University students gathered alongside more than 1,000 activists at Saturday’s kickoff of Chicago Spring, marking the return of the Occupy movement to its roots in street activism.
After a winter hibernation spent organizing indoors, Occupiers at neighborhood events convened at the movement’s first base at Jackson Street and LaSalle Street and marched to Grant Park.
There, hundreds participated in an afternoon festival of workshops and discussions to mobilize against the North Atlantic Treaty Organization (NATO) summit on May 19–21, which Occupy views as a symbol of the one percent’s power.
“What we face in Chicago is serious. They’re stealing our schools. They’re stealing our clinics. They’re stealing our free speech,” Occupy Labor Committee member Andy Manos said in an opening speech. “These are revolutionary times. We must move forward by moving towards each other. Welcome to the Chicago Spring.”
Hyde Park demonstrations earlier in the day included Occupy the Southside’s Stop the American Genocide (StAG) campaign, a panel discussion led by Reverend Jesse Jackson Sr. at Rainbow PUSH Coalition headquarters in Kenwood, and a rally at the impending Becker Friedman Institute on East 58th Street and South University Avenue against the free market philosophy of Milton Friedman.
Sociology graduate student and UChicago Occupy member Peter Fugiel said that the University’s mistreatment of facilities workers, shown in its decision to cut workers’ hours rather than cut costs elsewhere, demonstrated the detrimental effects of Friedman’s ideology.
“The University models itself as a private corporation, in the legacy of ‘the market knows best.’ This ideology is very contagious, and it gets into the avenues of society that are supposedly not about profits,” he said.
Though the movement previously objected to the naming of the Becker Friedman Institute, Saturday’s Hyde Park rally was more a protest of Friedman’s economic theories, according to Occupy organizer David Orlikoff.
“All morning actions in Chicago are protesting Milton Friedman, whether they say so directly or not, because his ideologies have become the best excuse for the terrible direction we’ve been going,” he said.

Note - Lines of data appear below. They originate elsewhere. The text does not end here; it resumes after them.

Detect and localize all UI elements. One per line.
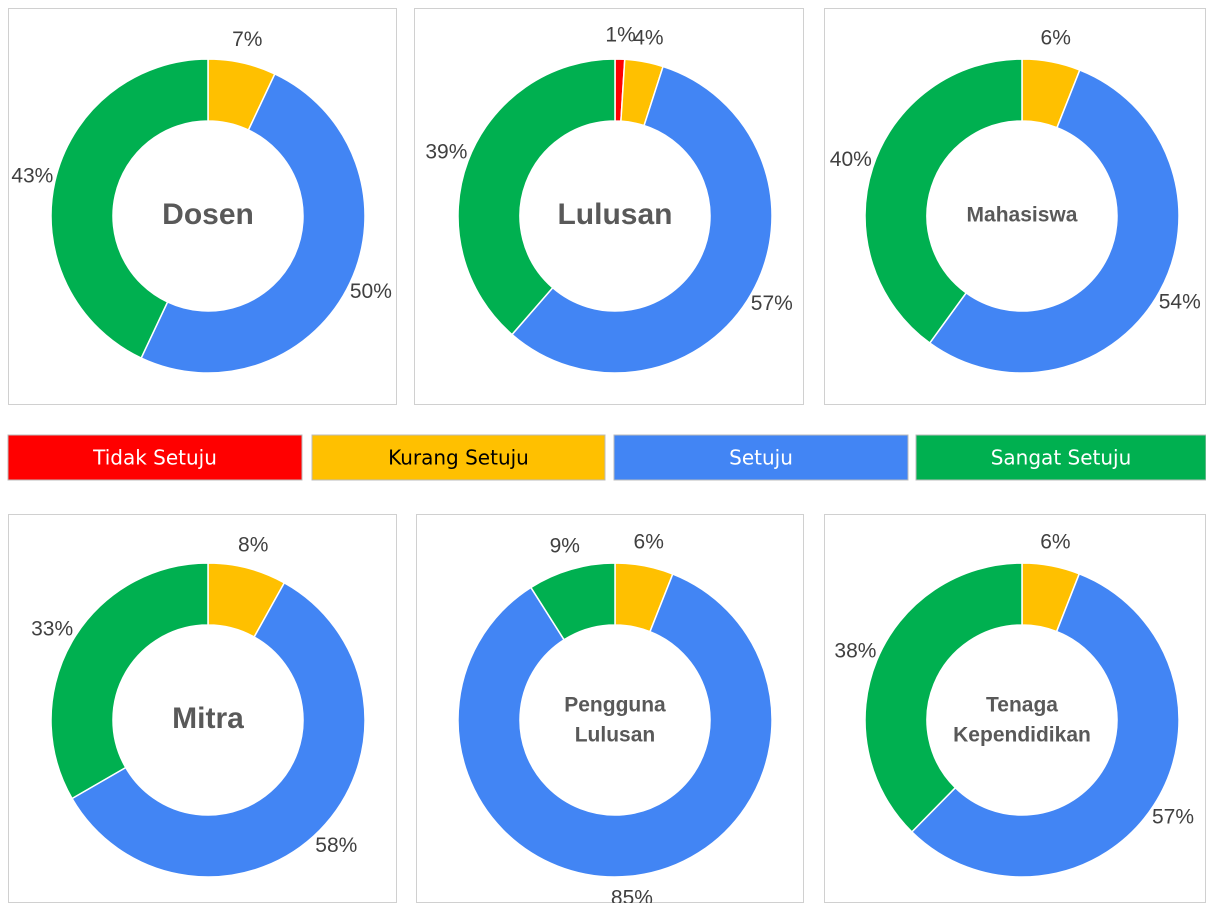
chart-title: Pengguna xyxy=(564,694,666,717)
data-label: 43% xyxy=(11,164,53,187)
legend-label: Sangat Setuju xyxy=(991,446,1132,470)
legend-label: Kurang Setuju xyxy=(388,446,529,470)
donut-segment xyxy=(910,572,1180,878)
donut-segment xyxy=(140,72,366,374)
data-label: 7% xyxy=(232,28,262,51)
chart-title: Mitra xyxy=(172,702,244,735)
legend-label: Tidak Setuju xyxy=(92,446,217,470)
donut-segment xyxy=(928,69,1180,374)
donut-segment xyxy=(529,562,616,641)
legend-swatch xyxy=(311,434,606,481)
data-label: 1% xyxy=(605,24,635,47)
legend-swatch xyxy=(7,434,303,481)
donut-segment xyxy=(457,58,616,336)
data-label: 4% xyxy=(633,27,663,50)
data-label: 8% xyxy=(238,533,268,556)
data-label: 58% xyxy=(315,834,357,857)
data-label: 9% xyxy=(550,535,580,558)
donut-segment xyxy=(50,562,209,800)
data-label: 33% xyxy=(31,618,73,641)
data-label: 6% xyxy=(1041,27,1071,50)
donut-segment xyxy=(510,65,773,374)
data-label: 85% xyxy=(611,887,653,903)
legend-label: Setuju xyxy=(729,446,793,470)
data-label: 57% xyxy=(751,292,793,315)
chart-title: Dosen xyxy=(162,198,254,231)
data-label: 54% xyxy=(1159,290,1201,313)
chart-title: Lulusan xyxy=(575,724,656,747)
donut-segment xyxy=(864,58,1023,345)
data-label: 6% xyxy=(634,531,664,554)
data-label: 57% xyxy=(1152,806,1194,829)
data-label: 38% xyxy=(834,639,876,662)
chart-title: Lulusan xyxy=(557,198,672,231)
chart-title: Tenaga xyxy=(986,694,1058,717)
data-label: 39% xyxy=(425,141,467,164)
donut-segment xyxy=(864,562,1023,833)
data-label: 6% xyxy=(1040,531,1070,554)
chart-title: Mahasiswa xyxy=(967,204,1078,227)
donut-segment xyxy=(50,58,209,360)
donut-segment xyxy=(71,581,366,878)
data-label: 40% xyxy=(830,148,872,171)
chart-title: Kependidikan xyxy=(953,724,1091,747)
legend-swatch xyxy=(613,434,909,481)
data-label: 50% xyxy=(350,280,392,303)
donut-segment xyxy=(457,573,773,878)
legend-swatch xyxy=(915,434,1206,481)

Orlikoff, a U of C lab school graduate and Hyde Park resident, emphasized that solidarity was the larger purpose behind Chicago Spring and the Hyde Park rally, where community activists presented local movements, such as that surrounding the University of Chicago Medical Center’s trauma center.
“The whole point of Occupy is taking back your community and taking back how you’re governed,” philosophy graduate student and Occupier Dasha Polzik said.
Occupy’s main movement vacated the streets this winter for an office building in Pilsen. However, neighborhood occupations at Piccolo Elementary School, a foreclosed home on the South Side, and other locations kept protesters active.
A set of city ordinances, which critics call “Sit Down and Shut Up” laws, will tighten protest regulations, and law enforcement has purchased face shields and surveillance equipment in preparation for the Occupy’s protests.
“I’m hoping that the police don’t think that this is a nuisance, that they know it’s on their behalf because they can’t come down here,” said Polzik. “There hasn’t been that much talk about arrests but, at the same time, with the new regulations that the mayor has imposed, it’s not precisely clear to me when I am and when I’m not following the law.”
Demonstrators also hosted teach-ins on civil disobedience and NATO organizing. Chicago Spring will include action on Mayday, a People’s Summit a week before NATO convenes, and demonstrations during the summits.
“We’re in the streets again,” first-year Occupier Brendan Leonard said. “Occupy’s back.”